Bien entendu, le contexte est pressant, c'est celui de la crise colossale des finances publiques que connaissent la plupart des Etats de l’Union avec les menaces de faillite qui vont avec, et il met justement par ce biais le cœur du lien fondamental qui lie ces Etats au centre fédéral. Il s’agit bien de ce lien “contractuel”, dont la question de l’intervention publique au niveau des impôts et des taxes est un aspect essentiel. Washington impose, avec cette loi, des dépenses à des finances publiques qui sont exsangues. Ces Etats sont eux-mêmes exsangues, au bord de la faillite, donc dans des situations prospectives désormais encore aggravées par la loi votée par la Chambre alors que l’aide washingtonienne aux Etats a été jusqu’ici avaricieuse (on préfère aider Wall Street).
La réaction légale des Etats est extrêmement forte. Elle met en avant le fondement de la souveraineté de ces Etats.
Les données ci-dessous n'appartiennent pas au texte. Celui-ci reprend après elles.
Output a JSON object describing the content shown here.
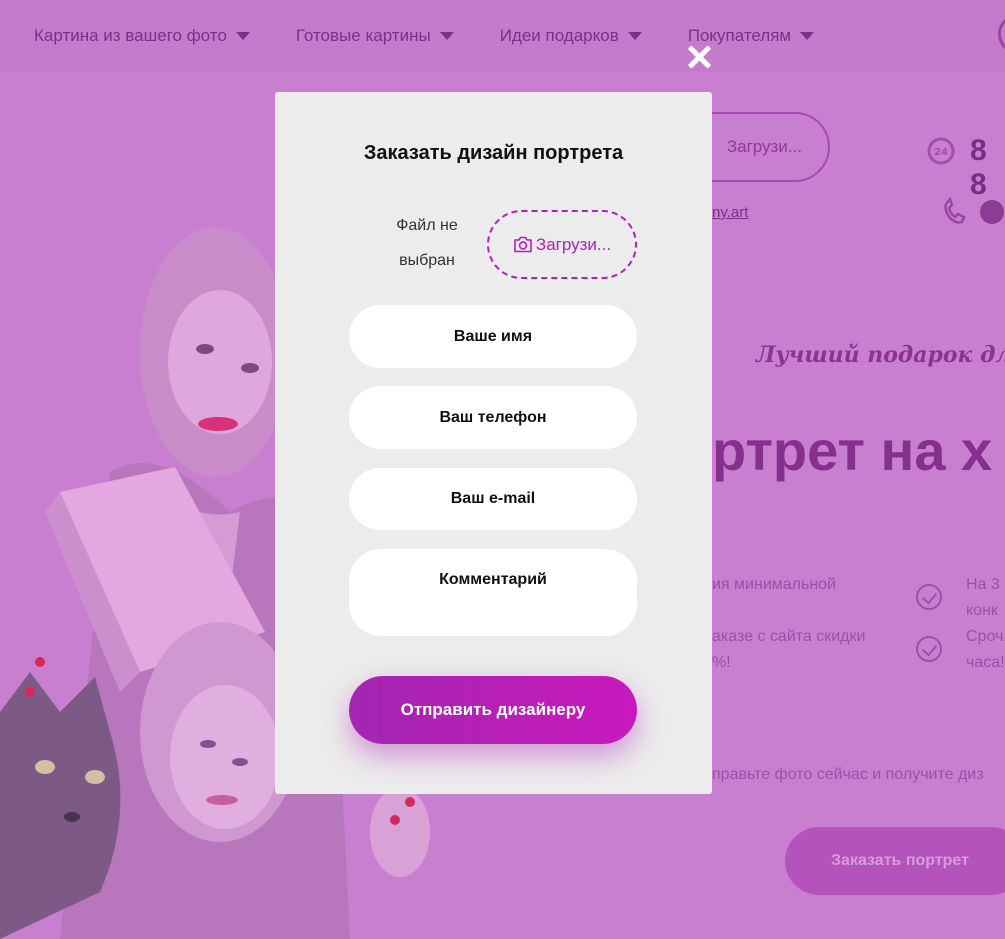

Derrière l’argutie technique, il y a l’argument historique fondamental: Washington peut-il menacer, à cause d’une loi fédérale, l’équilibre du gouvernement et de la structure publique de ces Etats? La question va au cœur des relations entre les Etats et le “centre” et pourrait conduire à un conflit fondamental, – légal d’abord, politique ensuite, dans les deux cas de l’issue du conflit, si les Etats n’ont pas satisfaction où si la loi votée par la Chambre est déclarée inconstitutionnelle. (Les plaintes vont évidemment devant la Cour Suprême.)
Outre le climat économique, il y a le climat de l’opinion publique, souvent avec le soutien des autorités; le mouvement Tea Party, les positions l’un ou l’autre gouverneur (le gouverneur du Texas ayant déjà parlé de sécession lors d’un discours enflammé en avril dernier). Les ingrédients sont d’ores et déjà présents, d’ores et déjà en ébullition, pour conduire le cas à la possibilité d’un affrontement entre les Etats de l’Union et le “centre” washingtonien. Il ne s’agira plus des démocrates contre les républicains, ce jeu affectionné par le “parti unique” de Washington, mais bien de la bataille fondamentale des USA, celle de la souveraineté, celle des Etats de l’Union qui devaient être au départ affirmées (en 1783) et qui fut notablement réduite par la Constitution définitive de 1788.
“Victoire historique” pour BHO, d’accord, – et peut-être doublement d’accord. Elle a le potentiel pour mettre le feu aux poudres du conflit fondamental des USA, celui qui n’a jamais été résolu, qui a resurgi avec la crise économique causée essentiellement par l’irresponsabilité et la corruption de Washington.